Kabila_drapeauDe l'avis de l'opinion kinoise, la dizaine de ministres qui, la semaine dernière, se sont succédés à la tribune de l'Assemblée nationale, ont lamentablement déçu. Cette opinion, en effet, est indignée par les réponses évasives et désinvoltes des uns et par la risible phraséologie, frisant l'intimidation, des autres. L'intimidation constitue toujours, on le sait bien, un refuge lorsque la force des arguments bat en retraite. Ainsi, à défaut de recourir à la force des muscles ou du chantage, elle use du mensonge. La semaine dernière, à l'Assemblée nationale, le mensonge a été effectivement au cœur d'une bonne partie de l'argumentation de nos ministres, dévoilant ainsi, si besoin en était encore, l'inexcellence de leurs excellences.

 

Il s'agit là, pour un gouvernement, dont le chef lui-même est dans l'œil du cyclone, d'un grand désastre qui, à notre avis, devrait donner des idées au président Kabila. En effet, lorsqu'une bonne partie de la classe échoue aux examens, se limiter, dans la recherche de causes, aux seuls élèves est insuffisant. Pour faire œuvre utile, il est bon, croyons-nous, de remonter à l'enseignant, au système d'enseignement et à la société qui a produit et ces acteurs et ce système.

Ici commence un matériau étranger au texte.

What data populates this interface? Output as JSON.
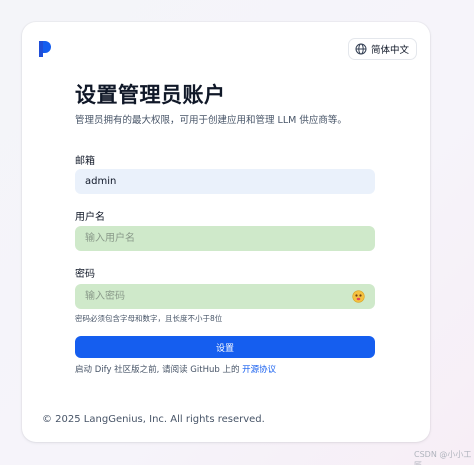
{
  "header": {
    "logo_icon": "dify-logo-icon",
    "language_label": "简体中文",
    "language_icon": "globe-icon"
  },
  "page": {
    "title": "设置管理员账户",
    "subtitle": "管理员拥有的最大权限，可用于创建应用和管理 LLM 供应商等。"
  },
  "form": {
    "email_label": "邮箱",
    "email_value": "admin",
    "username_label": "用户名",
    "username_placeholder": "输入用户名",
    "password_label": "密码",
    "password_placeholder": "输入密码",
    "password_hint": "密码必须包含字母和数字，且长度不小于8位",
    "submit_label": "设置"
  },
  "agreement": {
    "text": "启动 Dify 社区版之前, 请阅读 GitHub 上的 ",
    "link_label": "开源协议"
  },
  "footer": {
    "copyright": "© 2025 LangGenius, Inc. All rights reserved."
  },
  "watermark": "CSDN @小小工匠",
  "colors": {
    "primary": "#155eef",
    "field_filled": "#eaf1fb",
    "field_highlight": "#cfe9ca"
  }
}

Autrement dit, ce désastre du gouvernement n'est pas l'affaire des ministres seuls : la part de responsabilité de la société et du système politique congolais nous paraît être plus grande. A cet égard, chez nous, qui ne sait pas que pour, rapidement et facilement, égaler et surpasser le roi Crésus, il faut faire la politique ? Ici, les critères de recrutement et tout ensemble les chances de longévité sont clairs : un bon parapluie, une solide vocation d'aventurier, une habileté, tout aussi solide, à manger à tous les râteliers, à ne s'offusquer, en cas de vents contraires, de marcher sur des cadavres, une promptitude à changer de veste, à trahir…

Le système politique congolais ne bénit pas formellement tout cela, mais il ne le maudit pas non plus. Quant à elle, la société, dans sa tête, a toujours vigoureusement désapprouvé. Mais, dans son cœur, elle admire et fait l'éloge crânement des braves gens qui osent, qui voient loin et qui ne perdent pas leur temps. Ici encore, l'amour du travail bien fait ne vaut pas, aux yeux de beaucoup, une basse adulation ou une tentante enveloppe. La conclusion coule de source : chaque acteur politique gère son poste comme le cœur lui en dit. En conséquence, l'unique règle admise et qui fait l'harmonie au sein du système est la suivante : mettre à profit le jour présent, le carpe diem de Horace.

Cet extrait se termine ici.